As the RTS device keeps a list of associated remotes and a rolling counter for each, please first read up on the Somfy RTS protocol at the PushStack blog.

If you want to control your blinds/shutters/what not from the Raspberry Pi or other device, you probably want to create a new "virtual" remote, rather than interfere with your existing one.

An example invocation looks like this:

# gpio-somfy-transmitter -n 17 -k 0xa4 -c down -r 335 -a 0x100001

sdr-somfy-decoder

A tool that can decode Somfy RTS frames either from a rtl_sdr device or from a rtl_sdr log.

Example:

$ sdr-somfy-decoder -d 0
>>> GOT SOMFY FRAME [type=normal] <<<
got all bits!
decoded bits: 1010.0011|1110.0101|1110.1100|1000.0110|1011.0101|1101.1100|1001.1001
decoded bytes: a3|e5|ec|86|b5|dc|99
key: 0xa3
code: 0x4 [Down]
rolling code: 0x096a
address: 0x336945
>>> GOT SOMFY FRAME [type=repeat] <<<
got all bits!
decoded bits: 1010.0011|1110.0101|1110.1100|1000.0110|1011.0101|1101.1100|1001.1001
decoded bytes: a3|e5|ec|86|b5|dc|99
key: 0xa3
code: 0x4 [Down]
rolling code: 0x096a
address: 0x336945

Tests

There are also some tests in the directory test. They can be run either via the build system (e.g. make test) or by running the executable tests directly.

librts

The reusable parts are being factored out into librts. The original code was written in a way that allows the compiler to inline and optimize it. E.g. Templates were used in place of virtual methods. I did not want to lose this, so still a lot of the code is in headers and it will end up inlined in the appliaction. But the point of librts is in allowing reuse of the code, not so much in sharing the code. That's why only static library is built by default.
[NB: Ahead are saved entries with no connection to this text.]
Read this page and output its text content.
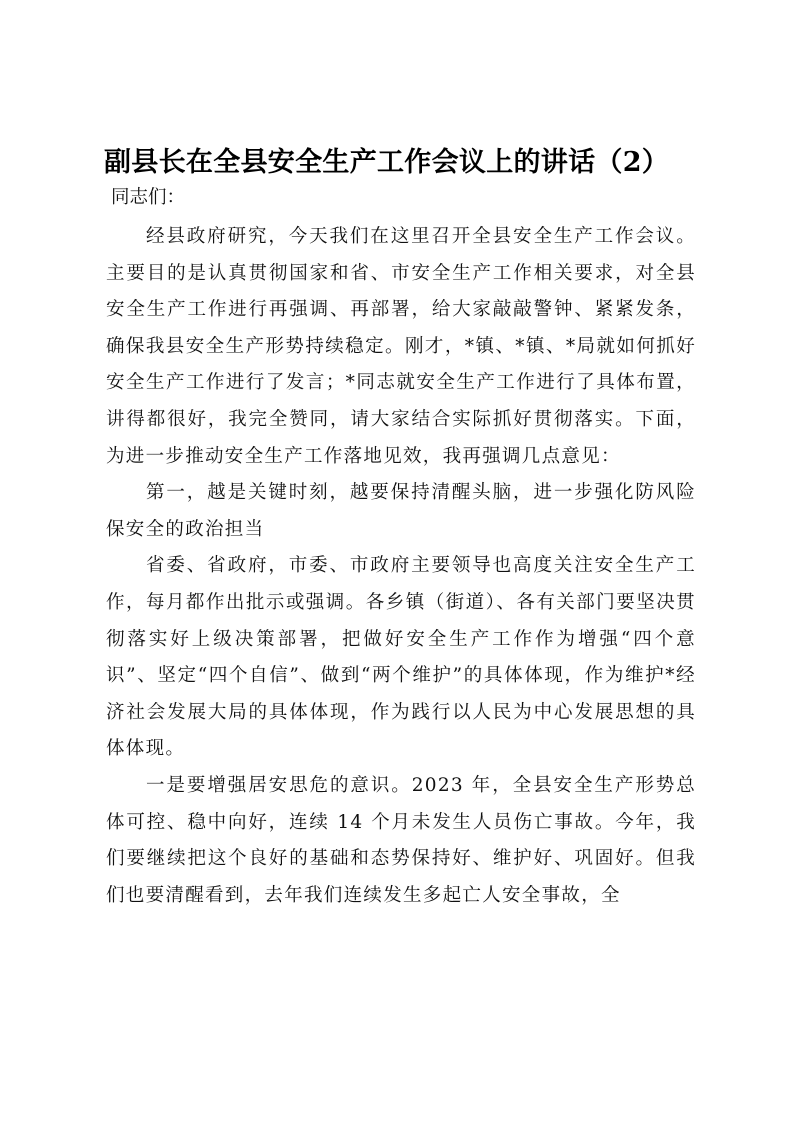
副县长在全县安全生产工作会议上的讲话（2）

同志们：

经县政府研究，今天我们在这里召开全县安全生产工作会议。主要目的是认真贯彻国家和省、市安全生产工作相关要求，对全县安全生产工作进行再强调、再部署，给大家敲敲警钟、紧紧发条，确保我县安全生产形势持续稳定。刚才，*镇、*镇、*局就如何抓好安全生产工作进行了发言；*同志就安全生产工作进行了具体布置，讲得都很好，我完全赞同，请大家结合实际抓好贯彻落实。下面，为进一步推动安全生产工作落地见效，我再强调几点意见：

第一，越是关键时刻，越要保持清醒头脑，进一步强化防风险保安全的政治担当

省委、省政府，市委、市政府主要领导也高度关注安全生产工作，每月都作出批示或强调。各乡镇（街道）、各有关部门要坚决贯彻落实好上级决策部署，把做好安全生产工作作为增强“四个意识”、坚定“四个自信”、做到“两个维护”的具体体现，作为维护*经济社会发展大局的具体体现，作为践行以人民为中心发展思想的具体体现。

一是要增强居安思危的意识。2023 年，全县安全生产形势总体可控、稳中向好，连续 14 个月未发生人员伤亡事故。今年，我们要继续把这个良好的基础和态势保持好、维护好、巩固好。但我们也要清醒看到，去年我们连续发生多起亡人安全事故，全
The library contains two layers:

  • low-lewel: this allows access to pretty much all classes, in the same way as they have been used in somfy-tools
  • high-level interface: this adds an interface on top of the low-level interface. The virtual calls are added on top, so the internals can still be inlined and optimized. This is used in gpio-somfy-transmitter (see subprojects/librts/include/rts/FrameTransmitterFactory.h). Eventually a decoder will be accessible in the same way.

Links

This is not the only piece of software that can be used for the task. But finding other useful projects is, in my opinion, difficult because they are mostly obscure. Anyway here are some links I've found:

There are also some interesting devices:

  • RFXtrx433E which I discovered via the OpenHAB binding. It connects via USB, so you can connect it to any PC and you don't have to worry about timing, the device handles that. It also has a transmitter at the correct frequency for Somfy RTS (433.42 MHz). It presents itself as a serial device so communicating with it is also easy. But it's not cheap and as far as I can tell it can't receive Somfy RTS frames.
  • RFM69 (used by henrythasler/sdr Somfy RTS receiver and transmitter) - It connects via SPI and seems to have many features.